第12章 ナノハナ
ゾロ side
何だ…?何で俺はこんなに苛立ってんだ?花子を抱き締めるエースを見た瞬間、俺の中に不快な感情が湧き上がった。
「エース!ユラは?ユラも可愛い?」
「ん?おお!ユラも凄ぇ可愛いぞ。どっかのお姫様かと思ったぜ!」
花子に抱えられたユラが2人を邪魔する様に顔を出す。花子もエースに抱き締められた事など気にしてねぇのか、馬鹿みてぇに褒めちぎってやがる。
「ユラちゃん、随分エースさんに懐いているのね。」
「…あぁ。」
一緒にいた時間は同じだろうがルフィの兄貴だけあって面倒見がいいのか、ビビの言う通りユラはルフィより奴に懐いている気がする。
「ああして見てると親子みたいね。」
「…。」
「Mr.ブシドー?」
ビビの言葉に心臓が握り潰されたみてぇに苦しくなる。だが、それよりも苛つくのが一瞬俺も同じ事を思っちまった事だ。
(くそっ…!)
理由の分からねぇ感情に振り回され俺は目を背ける様に2人に背を向けた。だから、気付かなかった。
「…。」
エースの奴が…勝ち誇った笑みを浮かべ俺を見ていた事など。
ーーーーーー
エース side
頃合いの所で船を止めると"アラバスタ"の王女様はペットのカルガモを降ろし手紙を渡し、国王にこの国が救える事を知らせてくれと言い付けている。
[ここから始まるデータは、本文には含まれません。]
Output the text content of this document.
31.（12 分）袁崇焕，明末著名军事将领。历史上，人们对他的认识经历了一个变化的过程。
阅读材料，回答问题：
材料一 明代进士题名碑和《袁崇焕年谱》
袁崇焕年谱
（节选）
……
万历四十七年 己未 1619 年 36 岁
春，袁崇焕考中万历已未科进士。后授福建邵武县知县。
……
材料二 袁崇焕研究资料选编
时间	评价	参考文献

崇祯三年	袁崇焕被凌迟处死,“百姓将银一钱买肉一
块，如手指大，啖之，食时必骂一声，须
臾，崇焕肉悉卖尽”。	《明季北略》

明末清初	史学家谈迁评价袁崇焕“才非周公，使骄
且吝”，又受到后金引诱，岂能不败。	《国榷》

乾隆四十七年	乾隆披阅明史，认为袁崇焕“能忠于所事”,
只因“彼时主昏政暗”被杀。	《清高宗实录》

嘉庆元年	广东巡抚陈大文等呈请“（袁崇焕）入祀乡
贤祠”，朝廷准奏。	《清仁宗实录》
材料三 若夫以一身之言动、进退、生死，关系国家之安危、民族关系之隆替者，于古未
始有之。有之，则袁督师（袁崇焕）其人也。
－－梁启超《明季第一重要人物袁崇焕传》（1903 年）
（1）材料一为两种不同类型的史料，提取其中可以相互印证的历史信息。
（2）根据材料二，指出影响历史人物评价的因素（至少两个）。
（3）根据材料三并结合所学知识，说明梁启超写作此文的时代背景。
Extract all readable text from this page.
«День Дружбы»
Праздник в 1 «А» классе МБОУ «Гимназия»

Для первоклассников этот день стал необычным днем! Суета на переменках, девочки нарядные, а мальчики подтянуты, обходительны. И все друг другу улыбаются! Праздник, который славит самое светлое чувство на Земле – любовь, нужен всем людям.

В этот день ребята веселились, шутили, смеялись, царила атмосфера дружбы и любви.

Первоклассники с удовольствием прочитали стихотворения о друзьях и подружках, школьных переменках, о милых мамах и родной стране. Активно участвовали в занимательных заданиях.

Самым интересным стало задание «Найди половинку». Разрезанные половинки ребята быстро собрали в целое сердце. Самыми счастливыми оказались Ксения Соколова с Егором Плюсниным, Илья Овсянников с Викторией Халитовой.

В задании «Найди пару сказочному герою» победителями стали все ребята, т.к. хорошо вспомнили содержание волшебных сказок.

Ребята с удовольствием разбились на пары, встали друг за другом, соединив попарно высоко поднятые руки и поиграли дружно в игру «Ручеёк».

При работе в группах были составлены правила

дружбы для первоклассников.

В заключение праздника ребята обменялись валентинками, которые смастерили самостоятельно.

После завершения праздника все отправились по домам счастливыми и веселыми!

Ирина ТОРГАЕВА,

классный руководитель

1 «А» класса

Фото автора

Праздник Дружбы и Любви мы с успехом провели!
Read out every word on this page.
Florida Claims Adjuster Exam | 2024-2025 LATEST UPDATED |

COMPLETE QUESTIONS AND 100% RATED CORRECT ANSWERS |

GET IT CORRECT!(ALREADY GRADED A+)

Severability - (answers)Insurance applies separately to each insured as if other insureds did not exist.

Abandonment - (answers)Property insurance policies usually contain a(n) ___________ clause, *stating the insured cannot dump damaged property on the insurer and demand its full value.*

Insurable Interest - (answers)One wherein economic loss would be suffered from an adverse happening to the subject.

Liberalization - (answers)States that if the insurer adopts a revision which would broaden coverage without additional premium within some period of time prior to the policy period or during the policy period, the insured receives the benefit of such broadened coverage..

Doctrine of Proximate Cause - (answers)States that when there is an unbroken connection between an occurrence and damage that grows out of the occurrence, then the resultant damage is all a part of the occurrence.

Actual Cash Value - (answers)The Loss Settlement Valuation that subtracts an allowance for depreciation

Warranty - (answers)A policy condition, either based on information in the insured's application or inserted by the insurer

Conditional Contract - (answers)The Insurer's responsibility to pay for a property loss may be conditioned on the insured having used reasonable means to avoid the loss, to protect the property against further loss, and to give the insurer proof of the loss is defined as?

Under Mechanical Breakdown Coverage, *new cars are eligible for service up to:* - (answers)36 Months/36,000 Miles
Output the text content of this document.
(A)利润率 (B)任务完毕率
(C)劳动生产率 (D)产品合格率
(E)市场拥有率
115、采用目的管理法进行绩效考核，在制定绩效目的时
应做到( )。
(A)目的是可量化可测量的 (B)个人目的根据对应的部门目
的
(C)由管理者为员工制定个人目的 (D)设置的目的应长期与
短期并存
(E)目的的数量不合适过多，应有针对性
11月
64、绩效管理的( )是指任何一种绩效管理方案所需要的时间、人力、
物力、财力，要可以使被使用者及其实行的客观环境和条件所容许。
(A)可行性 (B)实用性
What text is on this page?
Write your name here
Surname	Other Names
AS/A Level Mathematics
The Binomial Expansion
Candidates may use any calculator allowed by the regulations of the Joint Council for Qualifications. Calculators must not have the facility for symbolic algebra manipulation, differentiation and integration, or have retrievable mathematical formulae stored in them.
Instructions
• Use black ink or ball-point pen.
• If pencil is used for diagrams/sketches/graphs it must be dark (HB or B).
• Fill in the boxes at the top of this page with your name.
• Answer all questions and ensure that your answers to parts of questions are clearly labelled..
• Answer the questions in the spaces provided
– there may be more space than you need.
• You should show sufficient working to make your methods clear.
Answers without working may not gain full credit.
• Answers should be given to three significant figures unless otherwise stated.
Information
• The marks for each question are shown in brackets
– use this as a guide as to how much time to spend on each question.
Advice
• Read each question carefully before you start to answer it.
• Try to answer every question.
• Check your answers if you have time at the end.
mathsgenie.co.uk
「海賊が国取りだって?達の悪いジョークだぜ。何か裏があるかも知れねぇな。」
「裏?」
よく知らねぇが王下七武海の1人であるクロコダイルはこの国を乗っ取ろうとしているらしい。俺には関係ねぇ事だが何かきな臭ぇ。
「あんたはどう思う?」
「俺はウチの船長の決めた事に従うだけだ。」
興味無さそうな剣士の兄ちゃんの視線の先には王女様でもカルガモでも無く、花子の姿があった。
「…言っておくが花子は手強いぞ。」
「あ?何で今、あいつが出てくんだよ。」
こいつ…もしかして無意識か?花子を抱き締めた時、俺の背中に刺さる程の鋭い殺気を飛ばしてきやがったのによ。
「いや、忘れてくれ。」
怪訝そうな顔をする剣士の兄ちゃんの視線が花子に移りさっきまでの険しい表情をしていた顔が和らいだ。
(これで気付いてねぇとはなぁ…。)
まあ、何がどうなろうと花子は俺のもんだがな。